Today, thanks to the hard work of our party, we have a way to engage in these discussions without feeding into either Democratic Party mania or into anti-political pessimism or cynicism. After tens of thousands of petitions, countless hours on the street and in the office, the Party for Socialism and Liberation’s candidates Gloria La Riva and Eugene Puryear are on the ballot in 12 states: Utah, Arkansas, Rhode Island, Wisconsin, Vermont, Florida, Iowa, Colorado, Washington, New Jersey, Louisiana and New York!
We have put in all this work to build a tool to use in the class struggle. For the next six weeks, we will have the opportunity to use this tool as a way to intervene in the class struggle in New York and around the country.
Our party’s election campaign does not measure success in the same terms that the ruling class parties do. First of all, we are not about winning over the support of the ruling class. We are about building the strength of our class—the poor and working people that are exploited by this rotten capitalist system.
Our goal is not primarily to win votes, although we are honored by every single person who chooses to vote for Gloria and Eugene, whether it is out of respect for our party’s work or out of hatred of the capitalist system.
Our goal is to use our campaign as an arena to elevate class consciousness. That means, first and foremost, to try to increase our people’s confidence in their ability to fight and win. Our campaign is not, “Vote for us and we will set you free.” Our campaign is: “This system is rigged against us, and if we do not unite and fight, the rich will keep us in our place until we die.”
Our plan in New York City
That is why here in New York, we are launching a special project through the La Riva/Puryear election campaign.
As we spoke face-to-face with our class during our six weeks of petitioning this summer, one issue stood out: the issue of police brutality. Abuse and harassment are rampant in the African American and Latino neighborhoods in this city—and none of the big business candidates is addressing it.
They will never address the issue. The police are their police, to protect their property, their profits and their system. What better way to talk to our class, to bring a perspective of struggle to the elections, to offer our campaign as a vehicle to our communities, than to use our campaign to spotlight the issue of police brutality?
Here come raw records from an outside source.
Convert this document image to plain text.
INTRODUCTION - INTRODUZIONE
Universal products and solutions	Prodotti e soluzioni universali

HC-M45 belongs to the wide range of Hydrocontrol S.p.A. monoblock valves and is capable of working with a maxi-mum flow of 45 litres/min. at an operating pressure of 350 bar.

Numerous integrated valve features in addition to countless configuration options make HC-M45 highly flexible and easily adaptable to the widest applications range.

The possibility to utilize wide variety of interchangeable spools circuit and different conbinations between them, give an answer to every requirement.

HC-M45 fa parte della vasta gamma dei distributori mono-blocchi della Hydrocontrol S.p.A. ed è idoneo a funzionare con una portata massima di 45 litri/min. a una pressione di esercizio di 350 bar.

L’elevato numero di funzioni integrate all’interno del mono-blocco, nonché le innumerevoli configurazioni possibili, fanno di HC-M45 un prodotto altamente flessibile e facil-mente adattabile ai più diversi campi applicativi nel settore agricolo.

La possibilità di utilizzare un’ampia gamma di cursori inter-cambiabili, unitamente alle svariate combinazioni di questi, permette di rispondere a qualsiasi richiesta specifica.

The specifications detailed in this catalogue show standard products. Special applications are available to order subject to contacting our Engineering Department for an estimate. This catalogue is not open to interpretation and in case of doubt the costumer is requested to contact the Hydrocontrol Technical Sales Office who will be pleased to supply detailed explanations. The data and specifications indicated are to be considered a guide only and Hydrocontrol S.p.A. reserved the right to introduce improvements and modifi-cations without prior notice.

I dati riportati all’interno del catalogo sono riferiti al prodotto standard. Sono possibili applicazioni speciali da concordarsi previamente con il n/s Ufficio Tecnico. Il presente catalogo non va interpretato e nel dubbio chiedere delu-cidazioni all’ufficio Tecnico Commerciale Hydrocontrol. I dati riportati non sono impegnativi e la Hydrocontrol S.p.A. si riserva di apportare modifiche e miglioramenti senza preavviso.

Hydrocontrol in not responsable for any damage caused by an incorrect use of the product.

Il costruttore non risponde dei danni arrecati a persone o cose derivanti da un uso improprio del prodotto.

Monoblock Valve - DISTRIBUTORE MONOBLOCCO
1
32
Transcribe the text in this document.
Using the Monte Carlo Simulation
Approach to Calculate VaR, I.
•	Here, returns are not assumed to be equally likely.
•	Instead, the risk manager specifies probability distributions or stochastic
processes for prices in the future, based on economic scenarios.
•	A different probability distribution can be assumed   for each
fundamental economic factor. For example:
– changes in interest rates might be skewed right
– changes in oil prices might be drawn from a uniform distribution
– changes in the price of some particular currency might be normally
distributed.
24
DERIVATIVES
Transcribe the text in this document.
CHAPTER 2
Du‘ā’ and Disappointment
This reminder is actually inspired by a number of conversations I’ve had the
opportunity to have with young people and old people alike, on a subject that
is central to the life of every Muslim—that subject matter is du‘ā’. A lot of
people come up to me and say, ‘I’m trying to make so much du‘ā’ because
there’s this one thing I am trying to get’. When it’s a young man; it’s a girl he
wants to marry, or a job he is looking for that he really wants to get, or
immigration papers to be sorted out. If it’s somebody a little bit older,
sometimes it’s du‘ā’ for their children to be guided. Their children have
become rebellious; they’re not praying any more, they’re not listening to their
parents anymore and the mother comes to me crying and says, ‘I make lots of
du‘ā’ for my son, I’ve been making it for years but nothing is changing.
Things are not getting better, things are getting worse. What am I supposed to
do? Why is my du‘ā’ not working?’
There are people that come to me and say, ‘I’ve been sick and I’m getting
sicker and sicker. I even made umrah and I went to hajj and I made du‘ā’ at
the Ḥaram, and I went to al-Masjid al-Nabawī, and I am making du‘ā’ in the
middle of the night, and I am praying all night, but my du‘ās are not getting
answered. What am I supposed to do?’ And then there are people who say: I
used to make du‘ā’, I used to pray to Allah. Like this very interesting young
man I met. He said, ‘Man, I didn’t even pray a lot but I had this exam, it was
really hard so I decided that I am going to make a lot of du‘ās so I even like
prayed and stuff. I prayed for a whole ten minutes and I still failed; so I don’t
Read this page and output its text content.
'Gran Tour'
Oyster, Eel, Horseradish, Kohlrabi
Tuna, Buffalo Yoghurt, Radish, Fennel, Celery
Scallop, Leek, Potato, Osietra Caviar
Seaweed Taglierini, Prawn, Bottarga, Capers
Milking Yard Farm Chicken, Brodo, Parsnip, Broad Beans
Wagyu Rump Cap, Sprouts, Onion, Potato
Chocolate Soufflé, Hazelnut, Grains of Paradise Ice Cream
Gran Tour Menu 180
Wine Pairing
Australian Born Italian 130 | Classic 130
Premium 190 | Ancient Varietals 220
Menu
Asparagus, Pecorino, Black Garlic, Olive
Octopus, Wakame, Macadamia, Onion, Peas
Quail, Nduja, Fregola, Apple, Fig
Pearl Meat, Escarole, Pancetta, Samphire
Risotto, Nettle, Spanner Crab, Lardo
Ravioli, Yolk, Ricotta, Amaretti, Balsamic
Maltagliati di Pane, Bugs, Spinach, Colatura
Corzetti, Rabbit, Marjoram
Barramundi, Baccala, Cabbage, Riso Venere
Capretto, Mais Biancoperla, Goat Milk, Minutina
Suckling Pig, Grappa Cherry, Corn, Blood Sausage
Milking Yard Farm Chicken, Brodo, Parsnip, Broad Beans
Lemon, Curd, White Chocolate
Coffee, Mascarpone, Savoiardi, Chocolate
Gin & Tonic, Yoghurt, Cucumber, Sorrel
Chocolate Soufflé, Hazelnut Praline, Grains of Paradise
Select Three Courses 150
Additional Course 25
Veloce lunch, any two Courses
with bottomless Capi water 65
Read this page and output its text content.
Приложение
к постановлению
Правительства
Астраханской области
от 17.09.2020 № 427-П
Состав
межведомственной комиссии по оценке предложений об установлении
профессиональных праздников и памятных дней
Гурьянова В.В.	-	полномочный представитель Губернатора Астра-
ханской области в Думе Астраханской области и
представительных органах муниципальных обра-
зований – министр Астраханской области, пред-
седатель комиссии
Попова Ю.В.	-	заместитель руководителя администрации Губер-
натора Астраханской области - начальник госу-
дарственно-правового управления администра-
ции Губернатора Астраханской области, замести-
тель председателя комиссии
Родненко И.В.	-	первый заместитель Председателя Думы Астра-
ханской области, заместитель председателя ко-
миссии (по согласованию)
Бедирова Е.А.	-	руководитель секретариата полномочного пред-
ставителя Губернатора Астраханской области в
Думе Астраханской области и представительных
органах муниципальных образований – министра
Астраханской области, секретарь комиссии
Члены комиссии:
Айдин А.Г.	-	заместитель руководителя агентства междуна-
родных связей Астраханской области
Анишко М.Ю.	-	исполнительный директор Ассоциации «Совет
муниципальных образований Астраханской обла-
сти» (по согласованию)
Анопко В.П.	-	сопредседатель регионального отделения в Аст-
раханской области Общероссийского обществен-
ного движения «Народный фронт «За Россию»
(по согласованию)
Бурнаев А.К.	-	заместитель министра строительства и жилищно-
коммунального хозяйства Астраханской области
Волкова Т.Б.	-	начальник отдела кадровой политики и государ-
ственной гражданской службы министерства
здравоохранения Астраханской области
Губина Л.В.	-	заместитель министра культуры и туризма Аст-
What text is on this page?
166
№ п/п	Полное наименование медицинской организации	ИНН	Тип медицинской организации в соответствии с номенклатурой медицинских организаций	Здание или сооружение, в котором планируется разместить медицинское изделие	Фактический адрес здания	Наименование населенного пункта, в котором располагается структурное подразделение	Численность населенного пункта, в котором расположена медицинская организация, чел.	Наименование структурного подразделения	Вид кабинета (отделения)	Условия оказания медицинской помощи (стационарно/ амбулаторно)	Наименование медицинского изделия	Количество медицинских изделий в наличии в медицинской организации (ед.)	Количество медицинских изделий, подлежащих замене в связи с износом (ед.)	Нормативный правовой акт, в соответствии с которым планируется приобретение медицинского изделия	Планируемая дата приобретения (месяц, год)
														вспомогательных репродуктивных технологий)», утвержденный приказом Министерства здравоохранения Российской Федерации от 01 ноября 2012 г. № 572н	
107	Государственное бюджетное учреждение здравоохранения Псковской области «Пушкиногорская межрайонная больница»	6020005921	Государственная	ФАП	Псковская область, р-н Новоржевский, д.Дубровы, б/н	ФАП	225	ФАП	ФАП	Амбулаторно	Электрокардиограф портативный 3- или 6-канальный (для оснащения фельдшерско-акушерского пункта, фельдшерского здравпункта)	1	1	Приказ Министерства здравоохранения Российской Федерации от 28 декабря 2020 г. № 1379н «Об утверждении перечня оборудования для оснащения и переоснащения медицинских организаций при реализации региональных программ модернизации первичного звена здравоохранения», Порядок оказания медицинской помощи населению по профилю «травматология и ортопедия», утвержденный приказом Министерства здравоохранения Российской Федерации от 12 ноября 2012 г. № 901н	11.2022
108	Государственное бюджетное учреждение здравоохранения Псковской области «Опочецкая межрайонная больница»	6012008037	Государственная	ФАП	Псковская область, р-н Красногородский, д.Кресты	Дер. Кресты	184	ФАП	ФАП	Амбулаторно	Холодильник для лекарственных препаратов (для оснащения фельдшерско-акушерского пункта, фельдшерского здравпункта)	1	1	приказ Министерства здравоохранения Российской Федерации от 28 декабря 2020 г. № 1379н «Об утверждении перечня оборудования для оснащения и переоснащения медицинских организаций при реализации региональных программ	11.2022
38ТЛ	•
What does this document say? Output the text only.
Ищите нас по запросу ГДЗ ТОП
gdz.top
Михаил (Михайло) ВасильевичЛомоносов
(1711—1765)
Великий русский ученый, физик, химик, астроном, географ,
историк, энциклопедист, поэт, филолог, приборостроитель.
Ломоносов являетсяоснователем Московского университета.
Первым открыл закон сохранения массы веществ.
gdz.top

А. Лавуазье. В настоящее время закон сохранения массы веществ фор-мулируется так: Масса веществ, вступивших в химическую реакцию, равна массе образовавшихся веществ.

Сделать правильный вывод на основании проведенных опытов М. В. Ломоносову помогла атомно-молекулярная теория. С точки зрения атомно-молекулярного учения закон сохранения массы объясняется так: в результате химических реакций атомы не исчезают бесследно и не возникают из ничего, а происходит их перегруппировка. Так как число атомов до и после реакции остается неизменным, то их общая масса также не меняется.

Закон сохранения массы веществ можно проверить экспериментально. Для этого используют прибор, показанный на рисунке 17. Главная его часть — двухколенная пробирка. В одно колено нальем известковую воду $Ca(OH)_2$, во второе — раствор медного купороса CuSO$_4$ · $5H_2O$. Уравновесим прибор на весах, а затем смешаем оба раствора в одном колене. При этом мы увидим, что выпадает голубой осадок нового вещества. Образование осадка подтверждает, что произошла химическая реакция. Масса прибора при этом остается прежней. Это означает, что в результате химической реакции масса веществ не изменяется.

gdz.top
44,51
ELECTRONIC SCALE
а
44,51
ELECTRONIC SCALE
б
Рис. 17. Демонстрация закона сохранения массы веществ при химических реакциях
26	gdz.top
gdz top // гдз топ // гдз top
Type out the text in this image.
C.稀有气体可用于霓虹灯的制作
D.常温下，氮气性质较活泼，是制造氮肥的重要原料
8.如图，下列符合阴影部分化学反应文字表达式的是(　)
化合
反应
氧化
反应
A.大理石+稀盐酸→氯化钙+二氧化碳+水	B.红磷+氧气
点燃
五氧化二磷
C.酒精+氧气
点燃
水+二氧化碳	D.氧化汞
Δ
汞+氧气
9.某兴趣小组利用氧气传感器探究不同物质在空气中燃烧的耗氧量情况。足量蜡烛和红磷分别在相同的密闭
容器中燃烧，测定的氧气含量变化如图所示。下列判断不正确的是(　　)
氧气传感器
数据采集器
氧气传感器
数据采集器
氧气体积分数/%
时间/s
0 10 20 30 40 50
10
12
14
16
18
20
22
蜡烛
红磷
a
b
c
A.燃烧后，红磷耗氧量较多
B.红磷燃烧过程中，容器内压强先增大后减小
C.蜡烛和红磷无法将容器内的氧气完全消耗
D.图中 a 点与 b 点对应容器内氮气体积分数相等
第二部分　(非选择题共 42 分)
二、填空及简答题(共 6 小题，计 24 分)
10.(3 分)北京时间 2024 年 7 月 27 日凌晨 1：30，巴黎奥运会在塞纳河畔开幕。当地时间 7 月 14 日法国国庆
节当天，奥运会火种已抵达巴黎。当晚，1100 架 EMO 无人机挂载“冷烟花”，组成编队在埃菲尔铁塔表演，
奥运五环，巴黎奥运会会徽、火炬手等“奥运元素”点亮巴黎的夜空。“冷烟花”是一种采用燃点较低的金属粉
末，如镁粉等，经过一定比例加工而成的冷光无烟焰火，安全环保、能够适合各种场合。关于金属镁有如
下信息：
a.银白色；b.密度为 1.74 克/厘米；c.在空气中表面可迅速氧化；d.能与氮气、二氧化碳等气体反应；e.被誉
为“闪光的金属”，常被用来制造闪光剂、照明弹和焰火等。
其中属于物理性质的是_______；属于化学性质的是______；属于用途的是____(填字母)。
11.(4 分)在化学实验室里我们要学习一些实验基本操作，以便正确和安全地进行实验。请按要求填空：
We are spending the next weeks in the streets collecting testimony on this trend of police harassment, abuse and brutality. We will tape record, type, and videotape every story of police abuse that we can find.
We are going to take all this testimony and make a web page for it on our VotePSL web site. Our campaign, to use a phrase of Lenin’s, will become a tribune of the people.
But we are not stopping there. Gloria and Eugene will be using this testimony as a way to force the issue of police brutality into the national spotlight. If it is not convenient for the liberal establishment to talk about the issue during an election year, if it is not convenient for the Democratic leadership to have to confront that issue, then let us socialists and communists force their hand.
And when we have finished collecting the testimony, we are aiming to hold a people’s trial where we present the evidence, and render our verdict: the people’s verdict.
The issue exposes the ruling class state: its arms of repression, its cops and courts and prisons. It exposes the need for another system.
Our demands
What is our campaign’s answer to the crisis of police brutality?
One, we call for people’s trials for killer cops. The courts will not give us the justice we deserve, so let us elect our own judges and juries specifically to try cases of police abuse. We can start with a trial for the killers of Sean Bell.
Two, the top cops need to face the same charges as the cops they command, with tougher penalties. The whole police chain of command is responsible for the reign of terror in our communities.
Three, it is time to convene a national convention for people’s justice. The criminal justice system—the whole prison-industrial complex—needs to go. We need a national forum where the victims of this police terror take center stage and we take the first steps toward people’s justice.
I want to emphasize that we are using this issue as the way to talk to our class, but this is not a single-issue campaign.
Right now, the government is in the process of bailing out the billionaire bankers after their house of cards began to collapse. That may send stocks up for a moment, but the crisis in the system remains. You do not need a crystal ball to see what it means for our communities: layoffs, cuts in benefits and services, more cops patrolling and occupying our streets.
This is going to be a busy six weeks. The first item on the to-do list is to collect that testimony. Do you know of any cases of police abuse? We need to know.
Can you help us collect the testimony? We want to be out over the next few weeks with flyers and clipboards gathering the testimony, and we need your help. Join the campaign that puts people over profits, that organizes in the streets and is dedicated to taking on the issues that the big business candidates will never touch.